O deputado federal Sóstenes Cavalcante apresentou, nesta quarta-feira (3), o Projeto de Lei 6108/2025, que regulamenta oficialmente a prática da osteopatia no Brasil e estabelece critérios para o exercício da atividade. A proposta protocolada na Câmara dos Deputados define a osteopatia como uma abordagem primária de cuidados com a saúde humana, baseada em técnicas manuais específicas e centrada exclusivamente no paciente.
Pelo texto, somente fisioterapeutas passam a ser reconhecidos como osteopatas, desde que formados em instituições reconhecidas pelo Ministério da Educação ou com diploma estrangeiro revalidado.
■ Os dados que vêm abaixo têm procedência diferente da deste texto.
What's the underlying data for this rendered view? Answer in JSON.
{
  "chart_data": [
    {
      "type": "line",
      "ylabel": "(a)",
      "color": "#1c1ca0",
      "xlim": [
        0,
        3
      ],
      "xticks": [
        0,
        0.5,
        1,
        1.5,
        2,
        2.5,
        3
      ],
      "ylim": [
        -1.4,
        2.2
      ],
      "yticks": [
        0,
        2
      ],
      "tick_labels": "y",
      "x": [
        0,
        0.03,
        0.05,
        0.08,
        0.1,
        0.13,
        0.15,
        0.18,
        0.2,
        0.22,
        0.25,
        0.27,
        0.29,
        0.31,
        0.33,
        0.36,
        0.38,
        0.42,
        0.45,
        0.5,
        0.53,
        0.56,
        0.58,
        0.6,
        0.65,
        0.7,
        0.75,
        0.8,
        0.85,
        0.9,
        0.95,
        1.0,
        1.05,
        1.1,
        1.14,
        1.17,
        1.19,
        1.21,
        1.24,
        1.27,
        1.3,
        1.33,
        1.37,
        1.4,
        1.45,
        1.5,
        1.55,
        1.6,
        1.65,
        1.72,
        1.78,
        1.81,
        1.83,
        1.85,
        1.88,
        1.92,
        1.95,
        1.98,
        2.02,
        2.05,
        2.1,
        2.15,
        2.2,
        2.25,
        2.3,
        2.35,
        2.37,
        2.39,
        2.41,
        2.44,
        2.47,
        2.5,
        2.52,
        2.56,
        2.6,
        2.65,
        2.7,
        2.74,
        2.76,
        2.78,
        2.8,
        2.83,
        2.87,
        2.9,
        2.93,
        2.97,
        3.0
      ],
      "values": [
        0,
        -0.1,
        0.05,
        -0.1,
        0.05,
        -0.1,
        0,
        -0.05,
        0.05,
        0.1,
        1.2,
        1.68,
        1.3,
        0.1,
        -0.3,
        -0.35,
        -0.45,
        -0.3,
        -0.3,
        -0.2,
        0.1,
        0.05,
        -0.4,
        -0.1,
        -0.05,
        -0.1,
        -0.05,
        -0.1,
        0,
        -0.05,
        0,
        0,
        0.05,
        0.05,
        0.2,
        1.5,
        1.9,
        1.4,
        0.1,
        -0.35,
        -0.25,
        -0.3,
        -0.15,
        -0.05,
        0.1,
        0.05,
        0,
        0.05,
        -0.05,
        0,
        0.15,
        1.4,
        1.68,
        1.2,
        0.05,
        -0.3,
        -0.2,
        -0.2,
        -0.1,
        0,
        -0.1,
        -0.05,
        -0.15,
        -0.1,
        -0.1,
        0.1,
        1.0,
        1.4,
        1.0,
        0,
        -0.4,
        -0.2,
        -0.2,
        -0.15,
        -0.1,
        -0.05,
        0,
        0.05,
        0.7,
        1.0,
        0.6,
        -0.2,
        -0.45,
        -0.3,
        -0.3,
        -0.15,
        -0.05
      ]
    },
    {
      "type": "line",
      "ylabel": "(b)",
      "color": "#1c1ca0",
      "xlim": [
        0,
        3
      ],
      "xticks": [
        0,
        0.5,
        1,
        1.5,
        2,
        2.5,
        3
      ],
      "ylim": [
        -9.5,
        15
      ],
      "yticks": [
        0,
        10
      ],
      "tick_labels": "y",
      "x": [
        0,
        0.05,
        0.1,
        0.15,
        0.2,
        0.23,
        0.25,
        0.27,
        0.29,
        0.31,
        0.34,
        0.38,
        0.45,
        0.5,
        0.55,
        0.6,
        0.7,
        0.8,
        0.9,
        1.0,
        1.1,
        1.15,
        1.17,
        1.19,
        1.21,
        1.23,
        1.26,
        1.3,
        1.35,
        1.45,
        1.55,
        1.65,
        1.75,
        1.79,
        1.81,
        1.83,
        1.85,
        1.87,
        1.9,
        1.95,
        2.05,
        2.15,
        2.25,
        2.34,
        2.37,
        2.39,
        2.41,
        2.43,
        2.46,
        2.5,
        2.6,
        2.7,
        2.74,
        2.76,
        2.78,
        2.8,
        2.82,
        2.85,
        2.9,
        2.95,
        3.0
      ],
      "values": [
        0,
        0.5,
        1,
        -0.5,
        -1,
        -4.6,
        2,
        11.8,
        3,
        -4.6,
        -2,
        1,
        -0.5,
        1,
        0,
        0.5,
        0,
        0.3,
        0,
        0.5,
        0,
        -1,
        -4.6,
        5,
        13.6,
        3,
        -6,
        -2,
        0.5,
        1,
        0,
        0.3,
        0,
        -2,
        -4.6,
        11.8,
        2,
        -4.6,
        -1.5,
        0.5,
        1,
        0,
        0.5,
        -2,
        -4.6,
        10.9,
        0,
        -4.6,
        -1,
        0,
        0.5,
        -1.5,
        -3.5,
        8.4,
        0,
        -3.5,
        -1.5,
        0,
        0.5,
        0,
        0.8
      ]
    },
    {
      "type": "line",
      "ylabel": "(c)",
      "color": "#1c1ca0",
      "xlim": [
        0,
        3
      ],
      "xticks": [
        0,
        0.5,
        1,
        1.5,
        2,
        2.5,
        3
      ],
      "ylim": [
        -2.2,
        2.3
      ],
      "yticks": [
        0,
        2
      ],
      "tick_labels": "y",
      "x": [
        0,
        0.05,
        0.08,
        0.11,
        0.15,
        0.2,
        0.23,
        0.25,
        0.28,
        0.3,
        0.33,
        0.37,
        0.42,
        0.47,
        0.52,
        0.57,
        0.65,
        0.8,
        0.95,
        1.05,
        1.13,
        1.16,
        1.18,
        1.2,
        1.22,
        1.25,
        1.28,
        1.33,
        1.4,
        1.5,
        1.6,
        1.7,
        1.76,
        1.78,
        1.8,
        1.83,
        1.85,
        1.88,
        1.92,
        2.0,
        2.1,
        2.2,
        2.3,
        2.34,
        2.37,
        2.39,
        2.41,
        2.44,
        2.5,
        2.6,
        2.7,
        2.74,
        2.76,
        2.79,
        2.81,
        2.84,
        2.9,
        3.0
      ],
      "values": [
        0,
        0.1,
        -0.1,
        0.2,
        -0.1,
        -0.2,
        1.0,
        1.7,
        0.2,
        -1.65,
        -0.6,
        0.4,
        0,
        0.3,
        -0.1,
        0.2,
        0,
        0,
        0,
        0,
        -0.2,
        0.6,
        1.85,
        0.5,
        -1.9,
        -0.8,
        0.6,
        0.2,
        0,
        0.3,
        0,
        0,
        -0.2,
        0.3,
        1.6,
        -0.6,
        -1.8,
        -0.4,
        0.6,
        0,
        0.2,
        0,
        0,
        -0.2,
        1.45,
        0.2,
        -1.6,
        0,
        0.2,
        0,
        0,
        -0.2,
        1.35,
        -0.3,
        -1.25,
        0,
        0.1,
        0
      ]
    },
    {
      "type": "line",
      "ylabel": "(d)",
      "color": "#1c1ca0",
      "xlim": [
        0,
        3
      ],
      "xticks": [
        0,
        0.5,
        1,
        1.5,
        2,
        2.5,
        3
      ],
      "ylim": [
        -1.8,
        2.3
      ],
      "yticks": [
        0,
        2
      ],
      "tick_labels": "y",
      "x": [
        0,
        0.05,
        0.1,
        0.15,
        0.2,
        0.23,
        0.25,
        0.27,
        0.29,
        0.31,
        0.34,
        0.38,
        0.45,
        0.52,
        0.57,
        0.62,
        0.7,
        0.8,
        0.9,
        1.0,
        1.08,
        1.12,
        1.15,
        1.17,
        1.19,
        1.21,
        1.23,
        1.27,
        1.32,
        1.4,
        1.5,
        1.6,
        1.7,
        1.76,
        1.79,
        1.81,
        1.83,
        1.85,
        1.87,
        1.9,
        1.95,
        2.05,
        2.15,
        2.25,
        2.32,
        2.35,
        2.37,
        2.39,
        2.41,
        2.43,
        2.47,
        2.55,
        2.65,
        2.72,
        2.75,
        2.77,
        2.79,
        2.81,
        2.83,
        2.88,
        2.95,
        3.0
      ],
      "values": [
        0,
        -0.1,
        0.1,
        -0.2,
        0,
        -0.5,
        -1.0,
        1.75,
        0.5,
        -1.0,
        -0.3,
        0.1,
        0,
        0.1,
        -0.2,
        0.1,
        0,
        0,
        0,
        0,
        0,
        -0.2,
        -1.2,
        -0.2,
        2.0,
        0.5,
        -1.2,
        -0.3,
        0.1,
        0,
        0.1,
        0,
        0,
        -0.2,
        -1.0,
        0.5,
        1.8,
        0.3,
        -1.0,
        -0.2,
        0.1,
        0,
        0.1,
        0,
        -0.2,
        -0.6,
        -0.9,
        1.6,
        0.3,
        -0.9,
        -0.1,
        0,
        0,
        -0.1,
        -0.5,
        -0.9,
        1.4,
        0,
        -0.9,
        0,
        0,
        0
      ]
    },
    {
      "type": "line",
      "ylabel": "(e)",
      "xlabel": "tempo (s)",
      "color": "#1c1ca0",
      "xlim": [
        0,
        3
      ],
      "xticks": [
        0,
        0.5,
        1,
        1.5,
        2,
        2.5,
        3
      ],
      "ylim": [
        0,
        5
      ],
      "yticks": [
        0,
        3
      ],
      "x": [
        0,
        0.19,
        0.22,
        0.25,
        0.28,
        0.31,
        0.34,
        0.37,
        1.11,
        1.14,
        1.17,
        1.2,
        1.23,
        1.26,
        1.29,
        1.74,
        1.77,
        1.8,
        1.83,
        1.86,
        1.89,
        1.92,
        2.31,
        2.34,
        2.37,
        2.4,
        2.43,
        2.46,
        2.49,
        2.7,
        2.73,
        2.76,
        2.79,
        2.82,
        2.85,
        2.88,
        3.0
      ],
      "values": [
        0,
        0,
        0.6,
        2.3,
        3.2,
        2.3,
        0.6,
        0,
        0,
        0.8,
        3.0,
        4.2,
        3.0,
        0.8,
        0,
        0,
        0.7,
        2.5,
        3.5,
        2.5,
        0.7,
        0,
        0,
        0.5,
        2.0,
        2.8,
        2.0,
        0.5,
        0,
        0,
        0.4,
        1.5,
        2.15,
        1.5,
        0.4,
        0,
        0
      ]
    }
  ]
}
Também ficam contemplados profissionais que já atuam como quiropraxistas há pelo menos cinco anos.
Sóstenes afirma que o objetivo da proposta é proteger a população e garantir qualidade no atendimento. “A única solução plausível é reconhecer a Osteopatia como área de atuação privativa do fisioterapeuta, garantindo segurança e qualidade ao paciente”,destaca o parlamentar. Ele reforça que a prática inadequada por profissionais sem formação adequada representa risco real. “Permitir que indivíduos sem qualificação específica atuem na Osteopatia eleva o risco de lesões graves e erros de tratamento”, afirma.
O PL também estabelece atividades privativas do osteopata, como diagnóstico osteopático, execução de técnicas terapêuticas, solicitação de exames complementares e participação em programas de saúde pública. O exercício da Osteopatia dependerá de registro no Conselho Regional de Fisioterapia e Terapia Ocupacional (CREFITO).
Na justificativa, Sóstenes lembra que a formação do fisioterapeuta já inclui conhecimentos essenciais para a prática segura. “A Fisioterapia oferece formação abrangente em anatomia, biomecânica e práticas terapêuticas, qualificando o profissional para intervir com segurança nos sistemas musculoesquelético, nervoso, visceral e circulatório”, afirma.
O deputado também cita casos internacionais que reforçam a necessidade de regulamentação no Brasil. “Já existem relatos documentados de complicações graves após atendimentos feitos por profissionais não habilitados. É nosso dever impedir que isso ocorra aqui”, alerta.
Sóstenes destaca ainda que a proposta está alinhada a decisões judiciais e pareceres técnicos. Ele aponta que o Superior Tribunal de Justiça já reconheceu a Osteopatia como área de atuação do fisioterapeuta. “A própria Justiça já pacificou essa compreensão. Cabe ao Congresso dar segurança jurídica definitiva”, afirma.
O parlamentar ressalta que diversos órgãos se posicionam contra a criação de uma nova profissão separada da Fisioterapia. “A Câmara de Regulação do Trabalho em Saúde e o COFFITO já deixaram claro que a Osteopatia está contemplada na formação do fisioterapeuta. Criar uma nova profissão geraria custos e insegurança sem necessidade”, argumenta.
Para ele, a urgência do PL é evidente. “Precisamos impedir que profissionais sem qualificação adequada coloquem em risco a saúde e a vida da população brasileira”,conclui Sóstenes Cavalcante.